5 of 303 comments (clear)

  1. Dishes ARE Telescopes! by CyberBill · · Score: 5, Interesting

    I always wondered why they would want to use the visible spectrum...

    We *CAN* make Laser-Radio waves! They go through atmosphere and trees and buildings....

    --
    -Bill
  2. Very specific uses by Chairboy · · Score: 5, Interesting

    It's unlikely you'd use lasers for wide scale signal distribution. A laser must be aimed, and to provide a signal to a thousand receivers you would need to fire a thousand beams, or have some intricate device that actively retargets thousands of times per second, squirting packets off to each receiver. Moving parts, complicated, no clear advantage.

    Lasers for interplanetary communication is another thing. It's one sender to one receiver, and then you can go radio for inside planetary systems. Eg, you could set up a Mars Relay Station that takes low power local radio transmissions and beams the info back to Earth via laser, and vice versa.
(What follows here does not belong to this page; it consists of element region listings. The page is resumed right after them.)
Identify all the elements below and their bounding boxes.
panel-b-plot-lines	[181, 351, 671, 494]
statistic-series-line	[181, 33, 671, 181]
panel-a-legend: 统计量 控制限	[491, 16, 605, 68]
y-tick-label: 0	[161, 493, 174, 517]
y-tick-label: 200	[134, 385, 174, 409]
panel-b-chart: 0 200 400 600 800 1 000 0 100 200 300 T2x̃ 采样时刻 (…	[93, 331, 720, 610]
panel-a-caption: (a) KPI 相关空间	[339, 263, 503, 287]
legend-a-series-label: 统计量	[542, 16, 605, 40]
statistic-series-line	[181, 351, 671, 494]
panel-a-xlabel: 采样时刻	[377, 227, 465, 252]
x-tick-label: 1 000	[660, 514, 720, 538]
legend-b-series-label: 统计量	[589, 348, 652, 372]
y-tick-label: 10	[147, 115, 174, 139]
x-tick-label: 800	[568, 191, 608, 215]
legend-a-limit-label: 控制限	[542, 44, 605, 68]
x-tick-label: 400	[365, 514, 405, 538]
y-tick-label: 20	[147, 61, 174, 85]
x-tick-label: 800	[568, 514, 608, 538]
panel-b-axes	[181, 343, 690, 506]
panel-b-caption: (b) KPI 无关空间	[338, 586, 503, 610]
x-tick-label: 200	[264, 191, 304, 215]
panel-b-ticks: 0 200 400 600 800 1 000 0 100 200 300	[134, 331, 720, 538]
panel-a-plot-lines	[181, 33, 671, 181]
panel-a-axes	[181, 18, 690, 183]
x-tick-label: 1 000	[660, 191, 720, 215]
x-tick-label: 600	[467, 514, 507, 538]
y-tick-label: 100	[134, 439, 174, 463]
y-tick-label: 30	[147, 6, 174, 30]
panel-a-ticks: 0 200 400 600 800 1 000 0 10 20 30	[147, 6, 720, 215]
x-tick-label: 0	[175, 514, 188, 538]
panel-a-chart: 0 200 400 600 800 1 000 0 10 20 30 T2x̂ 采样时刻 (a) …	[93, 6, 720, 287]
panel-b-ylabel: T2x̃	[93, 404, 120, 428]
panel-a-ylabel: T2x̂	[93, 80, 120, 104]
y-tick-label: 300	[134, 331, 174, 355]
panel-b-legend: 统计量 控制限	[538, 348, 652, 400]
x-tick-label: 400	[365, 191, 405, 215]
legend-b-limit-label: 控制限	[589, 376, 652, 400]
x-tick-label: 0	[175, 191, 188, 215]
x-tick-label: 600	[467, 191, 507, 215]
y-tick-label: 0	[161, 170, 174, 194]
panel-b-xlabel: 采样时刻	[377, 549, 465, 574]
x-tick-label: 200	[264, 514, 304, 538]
You get the advantage of cheap, small radio technology plus the range and bandwidth of laser.

    1. Re:Very specific uses by Naikrovek · · Score: 4, Interesting

      when i was a kid (early 80s) my dad set up a thing kinda like that. he used a focusable flashlight, hooked it up to an amplifier, and pointed at a sensor he had in the window of our detached garage.

      whenever he'd go out there to work, he'd turn on a microphone in the house, and turn the reciever in the garage on. he originally built it when cordless phones were a high-priced luxury, and didn't want to wire a phone just for the garage, but he still wanted to hear the phone ring from in there. later he used it to listen to the TV while he worked outside.

      he used a cadmium-sulfide cell on the recieving end. those change resistance according to light. conveniently, they ignore the signal bias (ambient light) and only respond to changes in light intensity. the amplifier inside the house changed the amount of current to the flashlight, and thus the brightness. that variable-intensity light got sent to the CdS cell and the variation in light was reproduced into sound. it sounded surprisingly clear. i don't remember a muffled sound at all.

      you could update the design by using polarized light going in two directions. horizontal polarization for transmission, vertical for reception, or simply seperate them a little. our seperated garage had a window adjacent to our home, and light shined into the garage would bounce off the glass and back into the house. if we tried to do two-way then we would have had some signals bouncing off windows in weird ways, and probably some weird sound->light->sound->light feedback loop.

      wonder what that would have sounded like...

      anyway the setup worked great, and my dad used it until the day he died. good designs last.

      I recently tried it again with a laser pointer, but it seems that they have voltage regulators in them that smooth out the variations far too much.

  3. 4.3 Gigabytes by morcheeba · · Score: 4, Interesting

    a little math...

    344 million km / (0.3 million km/sec) = 1147 seconds travel time
    1147 seconds * 30 megabits/sec peak rate = 4.3 Gigabytes in transit at any instant.

  4. Re:That's really cool, but....why? by jfengel · · Score: 4, Interesting

    The advantage is that lasers are collimated, which means that the light doesn't spread out in a cone. Since you're concentrating the energy on a few hundred square miles rather than a few million square miles, you can broadcast with a lot less power. You can also make much more reliable communications, which means your bandwidth is higher.

    In theory you can do this with any wavelength of light; if you do it with microwaves it's called a maser rather than a laser. Higher frequencies mean more bits, which is a good reason to choose light over microwaves, but the light is absorbed by clouds. I'm not sure about microwave frequencies, and I'm not sure if anybody's ever built a laser-type thing for radio frequencies (raser? I find people joking about it on the Internet but it doesn't seem unreasonable to me).

    Eventually you might want a relay system: Mars to earth-orbiting satellite via laser, which then amplifies it and relays it to the earth on a frequency which cuts through coulds better, or just saves it up for a time when it can get through. But the first step is to see if you can get light accurately aimed at the Earth.